Belfast Telegraph

Woman told A&E staff she was in IRA and would 'get people shot', court told

By Alan Erwin

A diabetic woman lashed out at accident and emergency staff amid claims she was in the IRA and would get people shot, the High Court heard today.

Edel McLaughlin tried to strike a doctor and paramedics as well as attempting to bite a male nurse at Altnagelvin Hosital in Derry, prosecutors said.

The 38-year-old, of John Street in the city, faces charges of disorderly behaviour, common assault and assaulting an ambulance worker over the violent outburst on April 6.

She was granted bail but banned from entering the hospital's grounds unless accompanied by police or medical staff.

Mr Justice McAlinden was told McLaughlin has pleaded guilty to the alleged offences.

Police were called to Altnagelvin's accident and emergency department amid reports McLaughlin was drunk and behaving violently.

Crown lawyer Conor Maguire said she was shouting and swearing in front of very ill patients and members of the public.
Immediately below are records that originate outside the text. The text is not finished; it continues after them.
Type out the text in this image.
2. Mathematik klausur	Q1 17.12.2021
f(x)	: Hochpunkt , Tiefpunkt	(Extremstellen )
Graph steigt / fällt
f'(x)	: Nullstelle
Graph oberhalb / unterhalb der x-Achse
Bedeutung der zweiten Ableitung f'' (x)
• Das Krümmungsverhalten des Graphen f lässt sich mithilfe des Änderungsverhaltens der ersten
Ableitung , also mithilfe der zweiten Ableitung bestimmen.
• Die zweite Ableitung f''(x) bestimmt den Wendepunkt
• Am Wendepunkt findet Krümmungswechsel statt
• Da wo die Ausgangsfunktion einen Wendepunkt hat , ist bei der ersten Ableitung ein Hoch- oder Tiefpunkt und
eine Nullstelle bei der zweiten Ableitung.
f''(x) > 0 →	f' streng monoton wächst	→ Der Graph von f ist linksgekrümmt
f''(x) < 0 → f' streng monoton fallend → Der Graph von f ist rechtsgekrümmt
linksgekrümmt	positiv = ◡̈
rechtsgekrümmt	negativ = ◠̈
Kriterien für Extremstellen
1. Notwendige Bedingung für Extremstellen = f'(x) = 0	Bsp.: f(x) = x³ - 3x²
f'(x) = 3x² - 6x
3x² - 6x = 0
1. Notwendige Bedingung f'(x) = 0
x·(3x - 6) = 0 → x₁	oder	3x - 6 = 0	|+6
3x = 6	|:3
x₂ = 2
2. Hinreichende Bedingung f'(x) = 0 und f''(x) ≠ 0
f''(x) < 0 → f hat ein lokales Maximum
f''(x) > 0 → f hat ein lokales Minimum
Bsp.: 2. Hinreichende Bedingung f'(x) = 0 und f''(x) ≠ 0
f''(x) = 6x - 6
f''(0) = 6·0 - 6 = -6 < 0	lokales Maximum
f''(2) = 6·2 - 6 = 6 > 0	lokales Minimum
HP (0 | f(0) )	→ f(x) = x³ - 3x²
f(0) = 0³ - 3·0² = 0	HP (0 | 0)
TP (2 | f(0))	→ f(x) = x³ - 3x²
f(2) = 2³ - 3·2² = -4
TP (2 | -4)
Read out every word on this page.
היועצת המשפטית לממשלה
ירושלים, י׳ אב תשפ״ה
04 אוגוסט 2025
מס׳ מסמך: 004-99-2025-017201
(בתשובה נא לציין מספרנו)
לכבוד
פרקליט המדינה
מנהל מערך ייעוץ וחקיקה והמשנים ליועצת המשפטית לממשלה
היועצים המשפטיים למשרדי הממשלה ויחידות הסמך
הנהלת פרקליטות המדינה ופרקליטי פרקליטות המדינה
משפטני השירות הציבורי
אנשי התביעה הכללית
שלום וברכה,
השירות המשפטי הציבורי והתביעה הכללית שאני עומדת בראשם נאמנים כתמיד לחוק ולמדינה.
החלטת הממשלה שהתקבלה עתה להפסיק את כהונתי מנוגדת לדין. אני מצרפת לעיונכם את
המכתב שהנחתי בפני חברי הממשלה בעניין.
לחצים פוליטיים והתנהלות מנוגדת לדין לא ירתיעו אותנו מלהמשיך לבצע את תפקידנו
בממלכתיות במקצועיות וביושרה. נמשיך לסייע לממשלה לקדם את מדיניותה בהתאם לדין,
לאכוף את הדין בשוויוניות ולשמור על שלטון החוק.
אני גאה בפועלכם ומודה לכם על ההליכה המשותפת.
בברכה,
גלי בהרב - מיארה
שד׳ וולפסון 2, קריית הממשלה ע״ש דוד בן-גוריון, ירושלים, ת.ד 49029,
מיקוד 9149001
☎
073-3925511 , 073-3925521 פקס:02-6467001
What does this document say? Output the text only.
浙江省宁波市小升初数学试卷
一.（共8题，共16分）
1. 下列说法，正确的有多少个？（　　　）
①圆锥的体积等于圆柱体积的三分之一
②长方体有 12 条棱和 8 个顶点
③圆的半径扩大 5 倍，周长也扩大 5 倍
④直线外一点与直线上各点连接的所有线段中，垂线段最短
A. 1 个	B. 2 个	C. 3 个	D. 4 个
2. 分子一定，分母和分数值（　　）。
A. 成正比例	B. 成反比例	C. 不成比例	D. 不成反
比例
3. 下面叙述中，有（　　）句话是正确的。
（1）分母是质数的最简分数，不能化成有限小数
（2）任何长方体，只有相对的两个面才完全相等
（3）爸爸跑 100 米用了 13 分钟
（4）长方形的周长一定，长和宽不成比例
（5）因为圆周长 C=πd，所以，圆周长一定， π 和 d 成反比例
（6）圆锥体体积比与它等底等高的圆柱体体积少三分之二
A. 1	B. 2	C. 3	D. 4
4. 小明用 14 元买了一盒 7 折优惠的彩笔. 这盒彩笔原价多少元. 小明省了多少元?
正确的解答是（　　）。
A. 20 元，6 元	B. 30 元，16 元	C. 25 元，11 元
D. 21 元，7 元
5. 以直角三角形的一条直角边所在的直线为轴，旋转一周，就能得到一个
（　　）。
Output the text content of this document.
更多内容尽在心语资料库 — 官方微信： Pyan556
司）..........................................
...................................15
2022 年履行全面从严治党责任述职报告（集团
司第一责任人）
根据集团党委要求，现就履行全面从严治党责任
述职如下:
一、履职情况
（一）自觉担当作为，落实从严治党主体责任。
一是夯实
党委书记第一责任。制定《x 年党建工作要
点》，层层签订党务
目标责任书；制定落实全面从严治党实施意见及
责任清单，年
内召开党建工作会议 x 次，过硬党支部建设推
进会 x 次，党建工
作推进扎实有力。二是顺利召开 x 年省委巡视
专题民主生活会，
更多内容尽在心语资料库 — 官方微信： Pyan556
"It included her shouting that she was in the IRA and would get them shot," counsel said.

"Two ambulance workers, a doctor and a nurse reported they had been put in fear of violence as a result of her lashing out against them, using both her hands and legs.

"They said she attempted to strike them and the nurse reported the applicant had attempted to bite him."

It was revealed that McLaughlin is a diabetic who had to spend four days in hospital following the incident.

Defence barrister David Heraghty described it as a "sad case" involving a client with a long-term alcohol addiction.

She had been found lying on the ground in the city centre and taken by ambulance to Altnagelvin.

"There were no actual physical batteries," Mr Heraghty stressed.

"She was lashing out at paramedics who had to stand back, fearing she was going to assault them."

Under the terms of McLaughlin's release on bail, Mr Justice McAlinden also imposed an alcohol prohibition and ordered her to seek an appointment with her GP within 48 hours.